No anniversaries you need to remember
Normal couples celebrate every little thing under the sun. Aside from the official yearly anniversary of their relationship, they also sometimes commemorate the day of their first meeting, quarterly meeting, some even celebrate monthly. Not only do these celebrations cost money, but they can also be a source of stress and hassle. It’s borderline ridiculous yet totally understandable. Couple who are in so love to get cheesy like that.
But when you’re in a friends with benefits situation, there’s really nothing you need to celebrate, other than the great sex you’re having. You don’t need to spend a dime on a fancy surprise dinner party with your partner, and if you forget about the date of your first meeting, it’s totally fine. Your partner isn’t going to hold it against you.
You keep your freedom
A committed and exclusive relationship is good, and all but that’s not everyone’s cup of tea. Others can’t be tied down just yet.
Some men and women want to have the freedom to go out and sample the different flavors the world has to offer before finally settling down. They want their cake, and they want to eat it too.
If you’re one of them who values their independence, you may want to explore your choices by engaging in an FWB situation. Because of it’s convenient and upfront nature, FWB relationships are the perfect set-up for free-spirited people like you. You can hit it and quit it anytime you like with no feelings getting hurt in the process. It doesn’t matter if you keep at it for weeks or months, the rules stay the same. You’re non-exclusive, and whatever you got going, it stays in the bedroom only.
FWB breakups don’t end with tears
Breakups are hard. It’s especially hard when you’ve been emotionally invested in the relationship. It can get messy and painful in the end.
If you want to save yourself from all that drama, then go for an FWB relationship.
There’s no love lost when a friends with benefits arrangement ends, because there was never love to begin with. There are no tears shed, and no hearts broken. You’ve been keeping everything casual, so you’re not emotionally devastated when the time comes that you need to turn to another chapter of your life. A clean breakup, while not always guaranteed, is still more feasible in an FWB than in normal couple relationships.
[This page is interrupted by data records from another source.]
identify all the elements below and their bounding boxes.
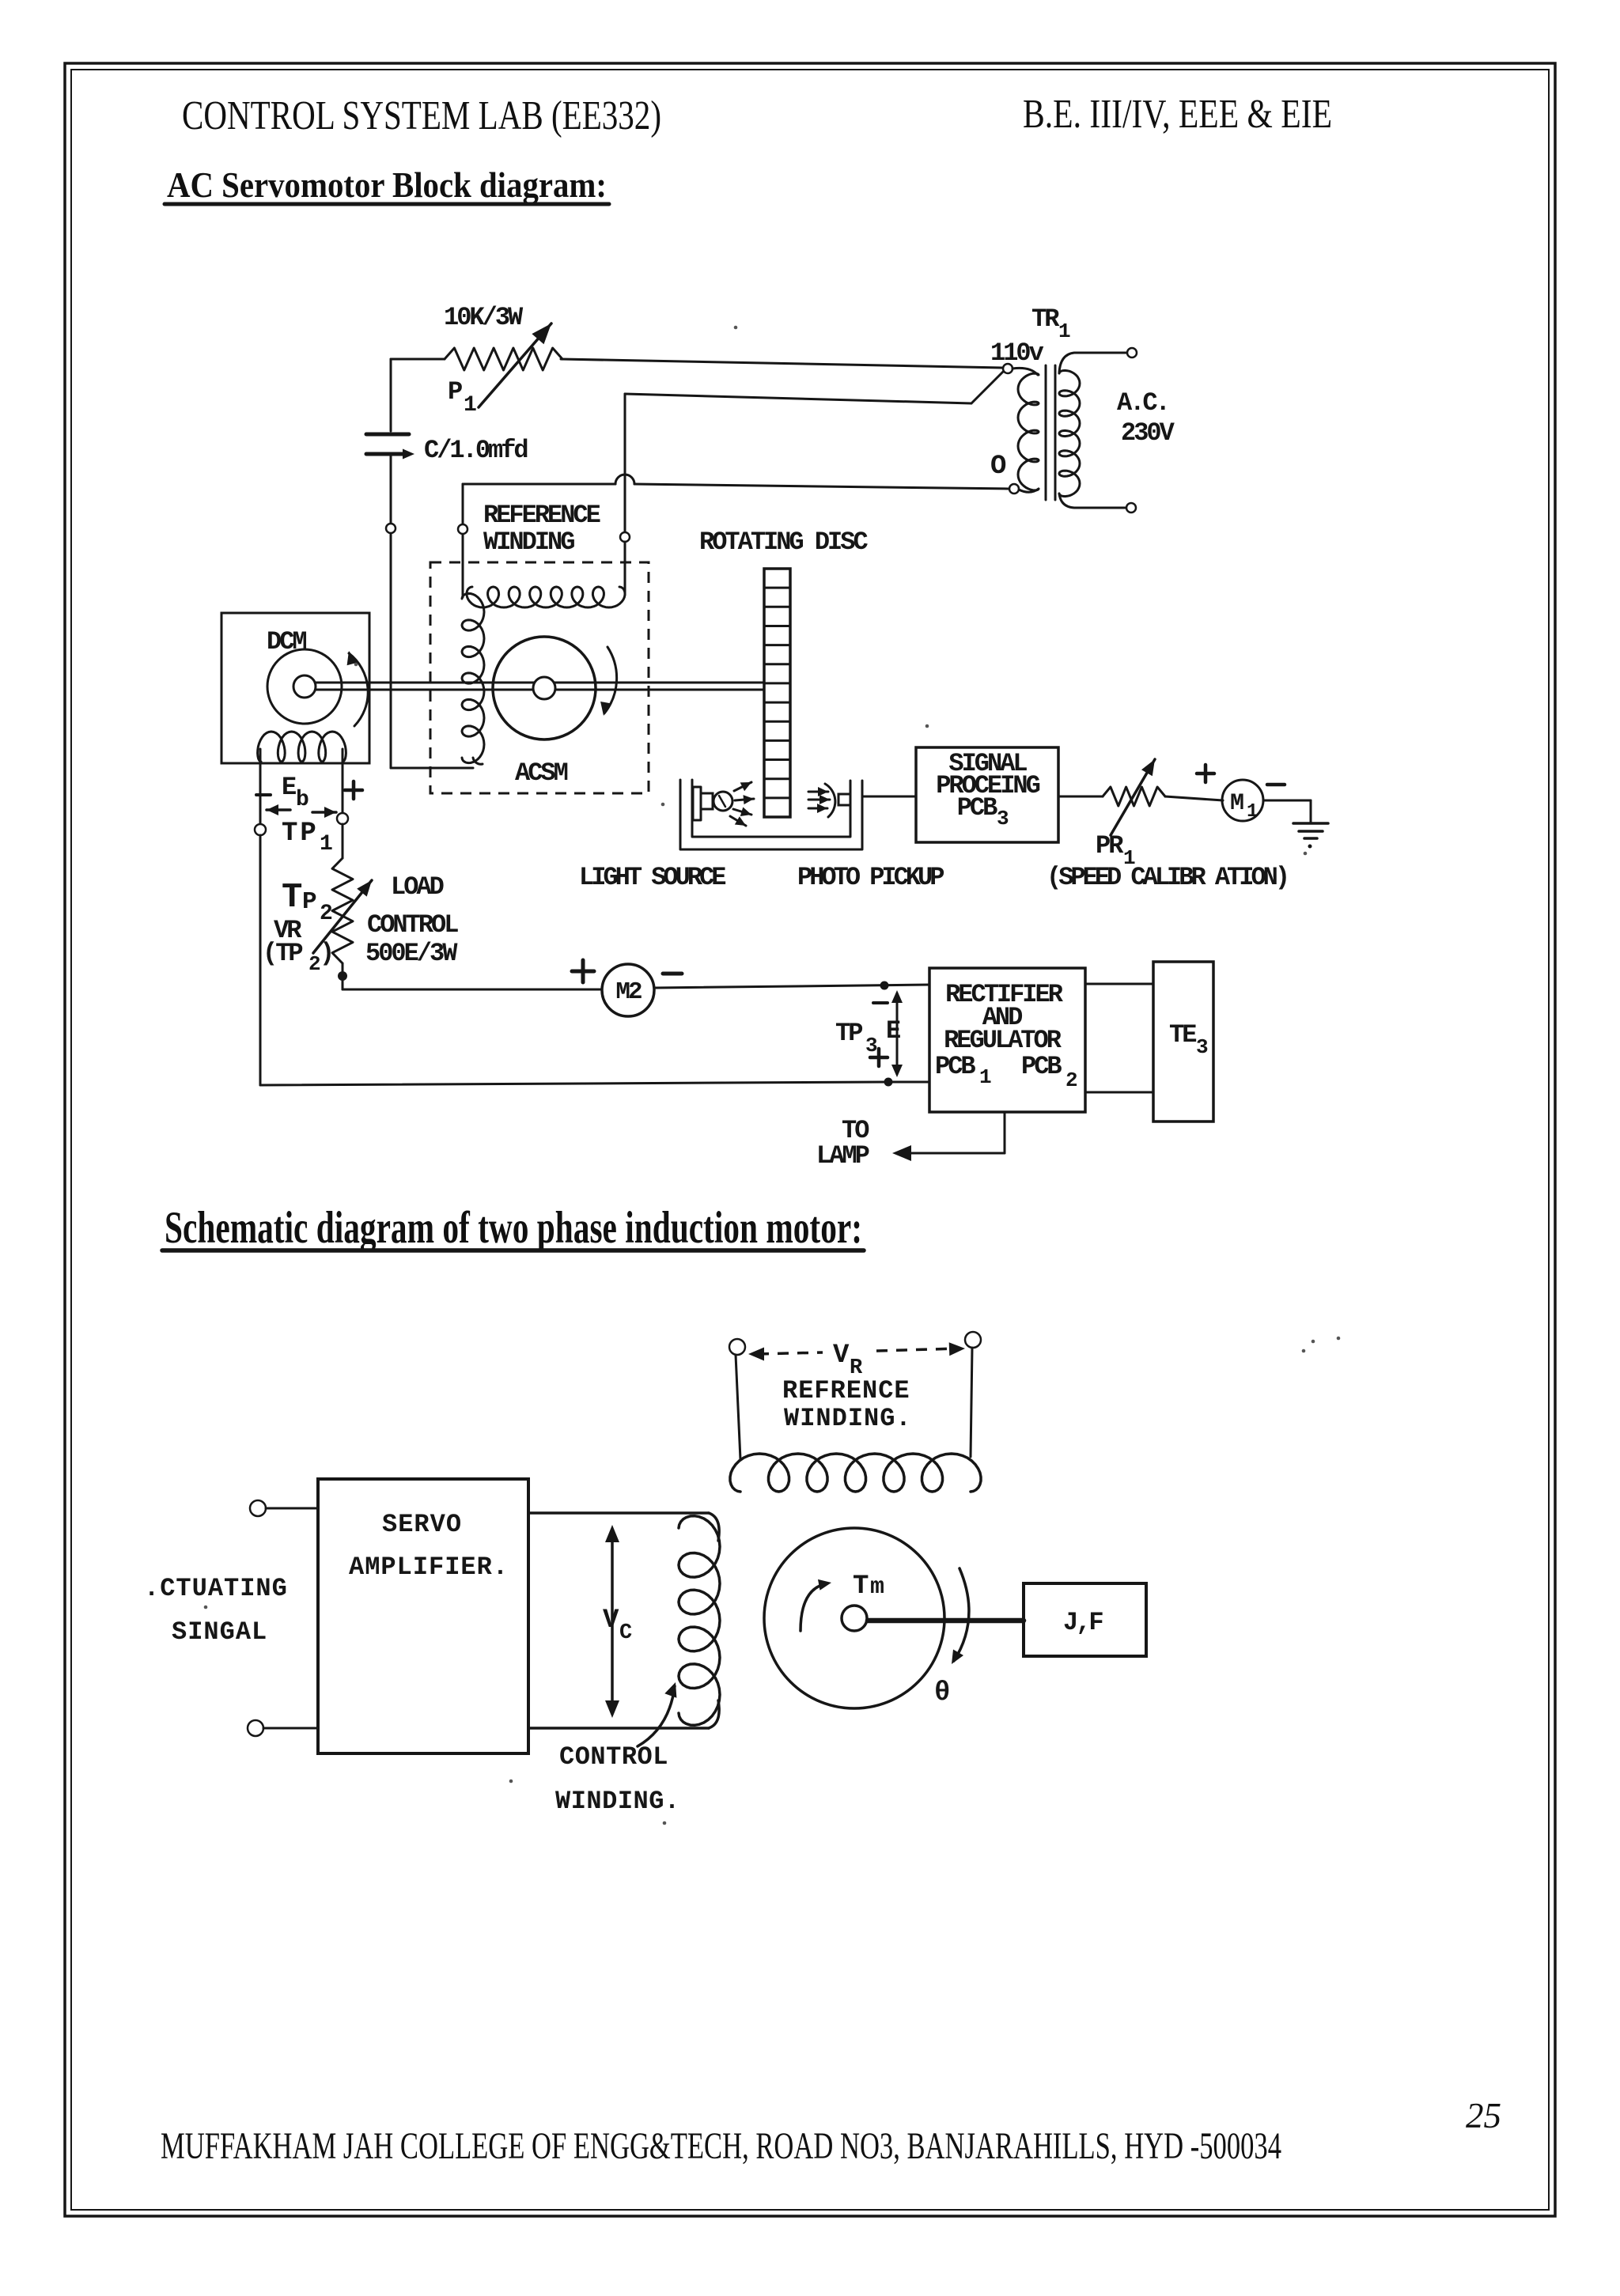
svg-text:C/1.0mfd: C/1.0mfd (424, 436, 528, 465)
svg-text:TE: TE (1169, 1020, 1196, 1050)
svg-text:E: E (886, 1016, 900, 1046)
svg-text:TP: TP (835, 1019, 862, 1048)
svg-text:TP: TP (282, 819, 319, 849)
svg-text:ACSM: ACSM (515, 758, 568, 788)
svg-text:LAMP: LAMP (816, 1141, 869, 1171)
svg-text:T: T (282, 878, 302, 917)
svg-text:): ) (320, 939, 332, 968)
svg-text:WINDING.: WINDING. (555, 1787, 680, 1816)
svg-text:b: b (296, 788, 308, 812)
svg-text:CONTROL SYSTEM LAB (EE332): CONTROL SYSTEM LAB (EE332) (182, 93, 661, 138)
svg-text:1: 1 (320, 832, 332, 857)
svg-text:2: 2 (320, 902, 332, 926)
svg-text:CONTROL: CONTROL (559, 1742, 668, 1772)
svg-text:J,F: J,F (1063, 1608, 1103, 1637)
svg-text:REFERENCE: REFERENCE (483, 501, 600, 530)
svg-text:PHOTO PICKUP: PHOTO PICKUP (797, 863, 944, 892)
svg-text:CONTROL: CONTROL (367, 910, 458, 940)
svg-text:m: m (870, 1574, 884, 1601)
svg-text:(TP: (TP (263, 939, 302, 968)
svg-text:(SPEED CALIBR ATION): (SPEED CALIBR ATION) (1047, 863, 1287, 892)
svg-text:WINDING.: WINDING. (784, 1404, 912, 1433)
svg-text:E: E (282, 773, 296, 802)
svg-text:A.C.: A.C. (1117, 388, 1168, 418)
svg-text:PCB: PCB (1021, 1052, 1062, 1081)
svg-text:O: O (990, 452, 1006, 482)
svg-text:SINGAL: SINGAL (172, 1617, 267, 1647)
svg-text:AMPLIFIER.: AMPLIFIER. (349, 1553, 509, 1582)
svg-text:25: 25 (1466, 2096, 1501, 2135)
svg-text:PCB: PCB (957, 793, 997, 823)
svg-text:LOAD: LOAD (391, 872, 444, 902)
svg-text:M: M (1230, 790, 1243, 817)
svg-text:DCM: DCM (267, 627, 306, 656)
svg-text:110v: 110v (990, 339, 1044, 368)
svg-text:WINDING: WINDING (483, 528, 574, 557)
svg-text:T: T (853, 1572, 869, 1602)
svg-text:LIGHT SOURCE: LIGHT SOURCE (579, 863, 725, 892)
svg-text:B.E. III/IV, EEE & EIE: B.E. III/IV, EEE & EIE (1023, 92, 1332, 137)
svg-text:SERVO: SERVO (382, 1510, 462, 1539)
svg-text:PCB: PCB (935, 1052, 975, 1081)
svg-text:.CTUATING: .CTUATING (144, 1574, 288, 1603)
svg-text:P: P (448, 377, 462, 407)
svg-text:MUFFAKHAM JAH COLLEGE OF ENGG&: MUFFAKHAM JAH COLLEGE OF ENGG&TECH, ROAD… (161, 2125, 1281, 2167)
svg-text:REFRENCE: REFRENCE (782, 1376, 910, 1405)
svg-text:1: 1 (464, 393, 476, 418)
svg-text:AC Servomotor Block diagram:: AC Servomotor Block diagram: (167, 165, 607, 205)
svg-text:PR: PR (1096, 831, 1124, 861)
svg-text:ROTATING DISC: ROTATING DISC (699, 528, 868, 557)
svg-text:TR: TR (1031, 304, 1060, 334)
svg-text:230V: 230V (1121, 418, 1175, 448)
svg-text:10K/3W: 10K/3W (444, 303, 524, 332)
svg-text:M2: M2 (615, 978, 642, 1006)
svg-text:Schematic diagram of two phase: Schematic diagram of two phase induction… (165, 1203, 862, 1253)
svg-text:P: P (302, 888, 316, 916)
svg-text:500E/3W: 500E/3W (365, 939, 458, 968)
svg-text:REGULATOR: REGULATOR (944, 1026, 1062, 1055)
svg-text:θ: θ (934, 1678, 949, 1708)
There’s no denying that FWB relationships number one perk is the sex that comes with it. The rest are just bonuses. As for the question whether it’s worth giving a shot or not, it all depends on the person really. If you’re someone who can have a physical relationship without developing emotions, then this one is for you. But if you’re the opposite, then we suggest you don’t involve yourself in an FWB situation and find something more serious instead.